One day in February, about six months after the marriage of Fitzpiers,
Melbury was returning from Great Hintock on foot through the lane, when
he saw before him the surgeon also walking. Melbury would have
overtaken him, but at that moment Fitzpiers turned in through a gate to
one of the rambling drives among the trees at this side of the wood,
which led to nowhere in particular, and the beauty of whose serpentine
curves was the only justification of their existence. Felice almost
simultaneously trotted down the lane towards the timber-dealer, in a
little basket-carriage which she sometimes drove about the estate,
unaccompanied by a servant. She turned in at the same place without
having seen either Melbury or apparently Fitzpiers. Melbury was soon at
the spot, despite his aches and his sixty years. Mrs. Charmond had
come up with the doctor, who was standing immediately behind the
carriage. She had turned to him, her arm being thrown carelessly over
the back of the seat. They looked in each other's faces without
uttering a word, an arch yet gloomy smile wreathing her lips.

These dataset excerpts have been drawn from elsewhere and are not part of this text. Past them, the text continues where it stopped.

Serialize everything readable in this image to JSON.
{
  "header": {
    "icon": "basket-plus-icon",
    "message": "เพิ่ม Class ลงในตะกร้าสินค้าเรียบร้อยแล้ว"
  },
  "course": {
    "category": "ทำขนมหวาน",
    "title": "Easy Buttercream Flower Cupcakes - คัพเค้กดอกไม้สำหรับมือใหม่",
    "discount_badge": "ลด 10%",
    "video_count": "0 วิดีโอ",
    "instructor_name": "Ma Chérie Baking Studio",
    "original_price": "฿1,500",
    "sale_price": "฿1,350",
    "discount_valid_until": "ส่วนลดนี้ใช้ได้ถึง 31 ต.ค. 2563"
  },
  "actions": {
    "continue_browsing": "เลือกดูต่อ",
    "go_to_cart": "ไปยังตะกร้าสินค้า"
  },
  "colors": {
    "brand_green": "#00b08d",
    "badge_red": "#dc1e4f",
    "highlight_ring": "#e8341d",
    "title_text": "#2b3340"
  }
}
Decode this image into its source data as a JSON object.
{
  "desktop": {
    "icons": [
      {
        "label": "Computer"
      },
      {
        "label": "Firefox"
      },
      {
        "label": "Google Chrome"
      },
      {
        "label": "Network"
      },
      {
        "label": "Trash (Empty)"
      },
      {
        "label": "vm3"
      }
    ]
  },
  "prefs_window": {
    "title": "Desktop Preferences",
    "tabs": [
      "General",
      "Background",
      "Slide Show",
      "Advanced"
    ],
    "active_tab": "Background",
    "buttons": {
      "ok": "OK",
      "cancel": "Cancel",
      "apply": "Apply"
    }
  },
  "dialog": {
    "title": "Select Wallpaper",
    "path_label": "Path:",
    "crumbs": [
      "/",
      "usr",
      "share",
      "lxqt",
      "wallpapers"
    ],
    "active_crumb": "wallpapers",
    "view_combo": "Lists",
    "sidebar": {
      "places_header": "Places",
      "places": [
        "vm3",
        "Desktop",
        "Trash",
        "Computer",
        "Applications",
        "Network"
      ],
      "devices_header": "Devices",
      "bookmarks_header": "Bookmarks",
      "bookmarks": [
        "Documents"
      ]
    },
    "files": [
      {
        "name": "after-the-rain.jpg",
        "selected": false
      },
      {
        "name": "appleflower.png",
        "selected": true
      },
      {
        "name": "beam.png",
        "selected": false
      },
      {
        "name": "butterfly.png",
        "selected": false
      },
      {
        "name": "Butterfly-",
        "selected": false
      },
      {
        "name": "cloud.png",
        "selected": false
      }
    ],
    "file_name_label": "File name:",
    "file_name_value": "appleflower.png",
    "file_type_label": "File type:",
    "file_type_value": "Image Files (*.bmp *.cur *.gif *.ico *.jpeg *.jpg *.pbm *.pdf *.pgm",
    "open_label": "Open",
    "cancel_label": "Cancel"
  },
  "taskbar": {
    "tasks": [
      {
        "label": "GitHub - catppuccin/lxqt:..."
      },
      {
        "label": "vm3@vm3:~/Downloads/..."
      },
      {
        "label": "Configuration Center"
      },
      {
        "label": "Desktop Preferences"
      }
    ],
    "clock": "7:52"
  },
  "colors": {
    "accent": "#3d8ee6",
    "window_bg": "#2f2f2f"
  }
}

Fitzpiers clasped her hanging hand, and, while she still remained in
the same listless attitude, looking volumes into his eyes, he
stealthily unbuttoned her glove, and stripped her hand of it by rolling
back the gauntlet over the fingers, so that it came off inside out. He
then raised her hand to his month, she still reclining passively,
watching him as she might have watched a fly upon her dress. At last
she said, "Well, sir, what excuse for this disobedience?"